Both Schmidt and 009 get it in the back
As Schmidt makes his way back to the beer-hall, he is pursued by two of the gang members. At one point he conceals himself behind the rubble of the bombed-out city. As he makes another run for it, his cloak gets caught and drops to the floor. Similarly, 009 is pursued through the woods of East Berlin by two men, Mischa and Grischa, and loses his hat when it catches on a branch of a tree.

 
Both Schmidt and 009 lose garments in the chase
Schmidt arrives at the beer-hall, presumably where he knows he can make contact with the US major, and staggers on to the stage.
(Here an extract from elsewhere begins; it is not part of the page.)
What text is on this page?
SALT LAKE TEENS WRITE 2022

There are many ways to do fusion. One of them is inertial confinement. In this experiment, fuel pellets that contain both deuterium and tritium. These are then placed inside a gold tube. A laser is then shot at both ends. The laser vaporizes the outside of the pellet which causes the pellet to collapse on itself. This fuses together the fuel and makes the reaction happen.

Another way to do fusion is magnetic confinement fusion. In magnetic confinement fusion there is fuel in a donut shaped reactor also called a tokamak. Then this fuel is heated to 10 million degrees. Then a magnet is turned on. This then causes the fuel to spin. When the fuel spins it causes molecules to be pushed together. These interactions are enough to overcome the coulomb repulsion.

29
He sees the major, and starts to walk through the crowd of patrons towards him. 009 arrives at the British embassy and staggers towards the ambassador's room.

 
Schmidt and 009 stagger to their goals
Just before reaching the major, Schmidt twists in pain and crashes to the floor, eliciting a scream from one of the patrons. In Octopussy, 009 smashes through the french windows, eliciting a gasp from the ambassador's wife, and crashes to the floor. Schmidt remains alive for long enough to tell the US army major where Dr Bernhardt is being kept. 009 is dead, but in releasing the egg, allowing it to roll to the ambassador, he has imparted vital information.

 
Both Schmidt and 009 crash to the floor but impart the vital information
The similarities between the 009 and Schmidt sequences are striking. It is uncertain whether Octopussy's screenwriters, George MacDonald Fraser, Richard Maibaum and Michael G Wilson, or indeed the director John Glen, whose experience on the set of The Third Man (1949), a film contemporary with Berlin Express and of the same genre, informed scenes in his later film, The Living Daylights (1987), were inspired by the earlier clown sequence. But even if the similarities are coincidental, the 1948 film shows that there is a precedent for the use of clown-disguised spies in Octopussy. The idea is not such a ludicrous one after all.